Joseph did not single out India or the Arrow system in his remarks, and the NSC did not return calls seeking clarification. A State Department spokesperson would not comment on Joseph’s statement.
J. D. Crouch, assistant secretary of defense for international security policy, said at the same conference that the United States had yet to reach a conclusion about the possible Arrow deal, but he also downplayed fears that the transfer could be destabilizing for South Asia or spur an arms race between India and Pakistan. He suggested Islamabad might not view India’s acquisition of missile defenses negatively or as a threat to its security.
But Asad Hayauddin, press attaché for the Pakistani embassy in Washington, said in a March 13 interview that any weapons acquisition that would alter the military status quo in South Asia would be destabilizing to regional security. He added that India’s purchase of missile defenses “would certainly add” to Pakistan’s strategic concerns and that Islamabad would have to respond in some way, possibly by building up its missile forces, to preserve its deterrent capability.
Ayesha Siddiqa-Agha, a former director of naval research for Pakistan’s navy, echoed Hayauddin in a March 15 interview. She described Pakistan as “quite concerned” about a possible Indian purchase of the Arrow and said it would “undermine Pakistan’s deterrence capability.” Yet, she contended Pakistan would likely have a measured response, which might include an increase in missiles, although only “to a certain degree and no more.” Buying its own defenses would be too expensive for Pakistan, she said.

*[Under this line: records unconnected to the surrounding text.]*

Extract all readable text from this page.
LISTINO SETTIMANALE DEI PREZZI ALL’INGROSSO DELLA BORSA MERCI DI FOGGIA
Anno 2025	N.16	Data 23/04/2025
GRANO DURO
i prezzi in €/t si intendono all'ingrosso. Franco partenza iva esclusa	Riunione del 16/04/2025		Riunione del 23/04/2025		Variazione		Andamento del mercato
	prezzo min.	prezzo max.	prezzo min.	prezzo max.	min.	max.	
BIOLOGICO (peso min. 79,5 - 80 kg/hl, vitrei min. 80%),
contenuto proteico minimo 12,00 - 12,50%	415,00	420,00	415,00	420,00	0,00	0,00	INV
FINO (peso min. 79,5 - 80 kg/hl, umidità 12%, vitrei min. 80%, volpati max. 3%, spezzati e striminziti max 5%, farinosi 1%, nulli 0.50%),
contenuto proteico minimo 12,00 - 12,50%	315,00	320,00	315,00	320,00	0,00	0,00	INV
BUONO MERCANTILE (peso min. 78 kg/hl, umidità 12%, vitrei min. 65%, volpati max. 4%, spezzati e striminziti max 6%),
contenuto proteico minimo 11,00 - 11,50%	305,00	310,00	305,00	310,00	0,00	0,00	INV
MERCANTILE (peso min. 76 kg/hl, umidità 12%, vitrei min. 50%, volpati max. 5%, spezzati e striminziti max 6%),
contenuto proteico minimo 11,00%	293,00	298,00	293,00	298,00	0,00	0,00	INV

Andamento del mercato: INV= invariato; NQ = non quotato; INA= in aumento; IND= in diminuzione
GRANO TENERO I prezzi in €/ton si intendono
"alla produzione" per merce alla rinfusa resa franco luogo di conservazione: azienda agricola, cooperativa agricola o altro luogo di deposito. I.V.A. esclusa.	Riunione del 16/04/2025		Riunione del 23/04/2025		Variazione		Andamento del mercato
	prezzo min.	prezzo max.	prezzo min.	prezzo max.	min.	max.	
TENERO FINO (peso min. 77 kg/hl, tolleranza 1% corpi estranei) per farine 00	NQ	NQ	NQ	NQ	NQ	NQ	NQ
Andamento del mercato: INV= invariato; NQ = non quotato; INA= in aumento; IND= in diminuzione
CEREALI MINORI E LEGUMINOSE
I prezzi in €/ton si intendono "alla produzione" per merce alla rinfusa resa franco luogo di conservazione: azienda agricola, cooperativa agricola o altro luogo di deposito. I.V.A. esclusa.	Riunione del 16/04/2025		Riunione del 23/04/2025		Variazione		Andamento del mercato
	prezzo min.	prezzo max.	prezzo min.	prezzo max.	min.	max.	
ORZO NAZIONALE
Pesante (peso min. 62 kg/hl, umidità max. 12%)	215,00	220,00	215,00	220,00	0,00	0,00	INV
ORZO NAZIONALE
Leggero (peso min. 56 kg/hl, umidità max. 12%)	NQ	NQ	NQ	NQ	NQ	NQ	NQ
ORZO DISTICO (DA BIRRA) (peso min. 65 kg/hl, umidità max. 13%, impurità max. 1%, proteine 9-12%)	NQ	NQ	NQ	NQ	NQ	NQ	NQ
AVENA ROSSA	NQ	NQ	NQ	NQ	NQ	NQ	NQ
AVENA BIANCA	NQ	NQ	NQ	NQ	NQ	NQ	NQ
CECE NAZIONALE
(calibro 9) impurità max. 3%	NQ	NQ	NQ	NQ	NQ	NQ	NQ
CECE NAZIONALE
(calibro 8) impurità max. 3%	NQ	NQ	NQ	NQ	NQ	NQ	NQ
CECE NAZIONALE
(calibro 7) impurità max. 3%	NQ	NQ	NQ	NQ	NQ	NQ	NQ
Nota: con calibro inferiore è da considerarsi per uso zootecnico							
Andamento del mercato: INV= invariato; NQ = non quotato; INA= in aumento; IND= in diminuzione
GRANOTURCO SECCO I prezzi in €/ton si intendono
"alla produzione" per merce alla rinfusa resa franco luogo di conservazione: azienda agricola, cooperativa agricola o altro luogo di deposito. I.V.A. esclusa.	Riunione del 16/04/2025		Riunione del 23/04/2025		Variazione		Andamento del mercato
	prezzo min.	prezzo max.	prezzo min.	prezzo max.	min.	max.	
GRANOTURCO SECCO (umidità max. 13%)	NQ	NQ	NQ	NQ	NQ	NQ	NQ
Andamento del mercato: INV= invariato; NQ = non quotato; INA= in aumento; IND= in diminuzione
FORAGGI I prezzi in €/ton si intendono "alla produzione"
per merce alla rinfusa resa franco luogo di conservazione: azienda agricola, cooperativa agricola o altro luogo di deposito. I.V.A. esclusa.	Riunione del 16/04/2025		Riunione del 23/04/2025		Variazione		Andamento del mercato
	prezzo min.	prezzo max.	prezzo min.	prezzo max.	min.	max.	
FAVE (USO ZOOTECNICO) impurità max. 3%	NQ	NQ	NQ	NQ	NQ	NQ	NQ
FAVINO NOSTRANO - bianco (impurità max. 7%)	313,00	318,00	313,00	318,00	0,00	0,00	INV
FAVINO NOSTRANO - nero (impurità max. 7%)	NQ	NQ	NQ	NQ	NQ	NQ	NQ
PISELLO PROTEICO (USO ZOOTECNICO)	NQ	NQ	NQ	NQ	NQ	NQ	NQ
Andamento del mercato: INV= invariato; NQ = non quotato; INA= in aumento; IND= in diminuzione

U.S. lawmakers have largely been silent on the issue, except for Representative Frank Pallone (D-NJ). Founder of the congressional caucus on India and Indian-Americans, Pallone wrote Secretary of State Colin Powell a July 23, 2002, letter urging the secretary to support the sale as a move to “solidify” defense ties between the United States and India. Pallone noted in his letter that he understood Powell objected to the deal while “there is [reported] support within the Pentagon and support from Israel to make this sale a reality.”
At a hearing last July at which senators questioned him about the MTCR and the proposed Arrow deal, Deputy Assistant Secretary of State Vann Van Diepen warned that the United States should be aware of what type of precedent it might set through its own exports and actions. He suggested the United States might find it harder to oppose arms deals it finds objectionable, such as a Russian export of missile technology to Iran, if Washington approved similar trades to its allies and friends.